Lahr raised the example of issues in pharmacogenomics such as when antidepressant A may be most effective for a certain patient’s metabolic profile, but antidepressant A cannot be co-prescribed with the medication that would be best for that individual’s high blood pressure. In that case, Barchi suggested, the automated AI decision tree (informed with all the power of the pharmacist’s book) would be equipped to deal with masses of data and “if-thens” in a way that clinicians with limited time cannot.
“If care is being based on a chronic condition or multiple chronic conditions, we look at those because there’s a prevalence,” said John Kravitz, CIO for Geisinger Health. “The perfect application for a technology to sit on top of is the reorganization and reprioritization of the medications.”
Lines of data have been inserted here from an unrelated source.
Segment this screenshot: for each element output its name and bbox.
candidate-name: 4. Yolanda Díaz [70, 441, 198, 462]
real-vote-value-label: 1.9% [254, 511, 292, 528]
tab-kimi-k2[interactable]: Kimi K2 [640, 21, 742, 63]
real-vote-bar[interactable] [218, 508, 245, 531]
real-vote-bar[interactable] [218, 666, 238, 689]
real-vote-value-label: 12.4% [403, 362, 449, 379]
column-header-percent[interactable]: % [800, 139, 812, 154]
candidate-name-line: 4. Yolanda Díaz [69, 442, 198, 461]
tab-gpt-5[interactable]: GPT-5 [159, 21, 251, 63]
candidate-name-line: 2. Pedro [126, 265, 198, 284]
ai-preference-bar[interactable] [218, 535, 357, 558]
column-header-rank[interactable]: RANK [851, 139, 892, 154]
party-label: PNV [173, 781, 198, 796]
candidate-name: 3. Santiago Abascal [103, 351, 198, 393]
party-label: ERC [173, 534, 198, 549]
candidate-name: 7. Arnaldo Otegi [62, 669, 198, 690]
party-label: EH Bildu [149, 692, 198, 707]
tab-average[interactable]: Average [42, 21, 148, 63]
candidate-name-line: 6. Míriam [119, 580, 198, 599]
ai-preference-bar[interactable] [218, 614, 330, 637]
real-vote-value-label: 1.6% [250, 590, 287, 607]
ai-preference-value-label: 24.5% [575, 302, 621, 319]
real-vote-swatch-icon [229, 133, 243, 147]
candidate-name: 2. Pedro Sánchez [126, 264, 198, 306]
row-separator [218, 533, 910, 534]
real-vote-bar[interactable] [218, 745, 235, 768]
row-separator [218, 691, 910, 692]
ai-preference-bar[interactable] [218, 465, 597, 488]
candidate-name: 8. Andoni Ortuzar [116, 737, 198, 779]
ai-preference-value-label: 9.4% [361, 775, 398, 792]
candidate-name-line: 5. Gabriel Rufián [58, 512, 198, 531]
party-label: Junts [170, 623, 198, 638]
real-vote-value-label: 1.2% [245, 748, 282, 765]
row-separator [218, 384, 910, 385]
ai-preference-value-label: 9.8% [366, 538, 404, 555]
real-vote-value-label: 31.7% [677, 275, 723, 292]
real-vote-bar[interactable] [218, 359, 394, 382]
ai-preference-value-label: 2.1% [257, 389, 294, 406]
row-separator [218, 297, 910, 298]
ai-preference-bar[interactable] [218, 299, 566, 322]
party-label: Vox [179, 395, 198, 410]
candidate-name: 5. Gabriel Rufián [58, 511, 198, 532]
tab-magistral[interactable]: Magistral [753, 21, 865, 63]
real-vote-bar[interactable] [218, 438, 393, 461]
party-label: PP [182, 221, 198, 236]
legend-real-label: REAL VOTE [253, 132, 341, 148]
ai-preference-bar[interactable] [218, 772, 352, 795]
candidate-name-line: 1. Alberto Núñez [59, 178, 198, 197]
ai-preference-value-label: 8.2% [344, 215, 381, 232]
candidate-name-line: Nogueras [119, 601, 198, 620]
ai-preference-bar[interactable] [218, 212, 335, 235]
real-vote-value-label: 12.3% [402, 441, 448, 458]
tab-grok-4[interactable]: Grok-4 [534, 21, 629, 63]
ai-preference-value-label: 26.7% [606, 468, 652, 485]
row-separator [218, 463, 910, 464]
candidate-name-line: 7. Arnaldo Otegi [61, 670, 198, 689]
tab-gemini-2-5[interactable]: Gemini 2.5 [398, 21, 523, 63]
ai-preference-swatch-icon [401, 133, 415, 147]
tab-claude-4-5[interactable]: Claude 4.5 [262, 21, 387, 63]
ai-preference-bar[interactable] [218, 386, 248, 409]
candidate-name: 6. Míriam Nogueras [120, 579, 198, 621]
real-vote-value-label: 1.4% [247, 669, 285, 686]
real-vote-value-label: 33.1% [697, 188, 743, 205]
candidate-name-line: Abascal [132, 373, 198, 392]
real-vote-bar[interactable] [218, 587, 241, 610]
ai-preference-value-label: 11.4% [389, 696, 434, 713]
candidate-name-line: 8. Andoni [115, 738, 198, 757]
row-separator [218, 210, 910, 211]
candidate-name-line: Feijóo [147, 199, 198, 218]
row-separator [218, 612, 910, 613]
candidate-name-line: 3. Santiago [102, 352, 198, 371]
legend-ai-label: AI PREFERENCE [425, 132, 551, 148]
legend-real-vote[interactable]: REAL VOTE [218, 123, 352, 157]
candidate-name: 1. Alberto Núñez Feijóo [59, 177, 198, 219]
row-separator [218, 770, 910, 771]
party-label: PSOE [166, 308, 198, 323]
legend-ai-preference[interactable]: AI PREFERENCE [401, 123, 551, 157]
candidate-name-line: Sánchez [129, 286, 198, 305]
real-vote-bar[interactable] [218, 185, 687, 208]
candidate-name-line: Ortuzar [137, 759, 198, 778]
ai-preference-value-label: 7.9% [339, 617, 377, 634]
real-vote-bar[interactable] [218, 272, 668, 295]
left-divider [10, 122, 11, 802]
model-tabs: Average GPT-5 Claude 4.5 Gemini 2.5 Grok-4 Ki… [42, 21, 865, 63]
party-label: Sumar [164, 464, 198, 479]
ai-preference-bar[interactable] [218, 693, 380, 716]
Understanding that genomics will drive much of future medicine is key. “We know that in the future, medicine is going to be increasingly protocol-based,” Barchi said. “We’re going to know your metabolic profile. We’re going to know your genomics. We’re going to have enough information to guide you. And the job of the outstanding doctors and nurses will be managing the process and catching the outliers.”
The transformation is coming sooner than the public or even many in the healthcare system realize. Dr. George Reynolds, CHIME Clinical Informatics Executive Adviser, predicted the imminent sea change. “It’s not coming 50 years in the future. It’s coming much sooner.”
Conclusion
Medication management may be the most suitable challenge to use as a case study for the transformative power of artificial intelligence across the healthcare system. The data-driven nature of pharmaceutical case management would be a perfect foundation to allow algorithms to reduce the current heavy burden that data overload places on clinicians. In addition, machine learning has the potential to help minimize the impact of patient error in medication reporting, because ML’s unlimited data-processing capacity would allow the efficient curation of massive amounts of data from continuous-monitoring devices that could track actual patterns of adherence.
Allowing technology to reduce the burden of data management would be the natural solution to what for over two decades has been seen as an intractable, insoluble challenge. In this case, the “wolf in the woods” may be just the right wolf for healthcare to put under harness and charge with leading the sled.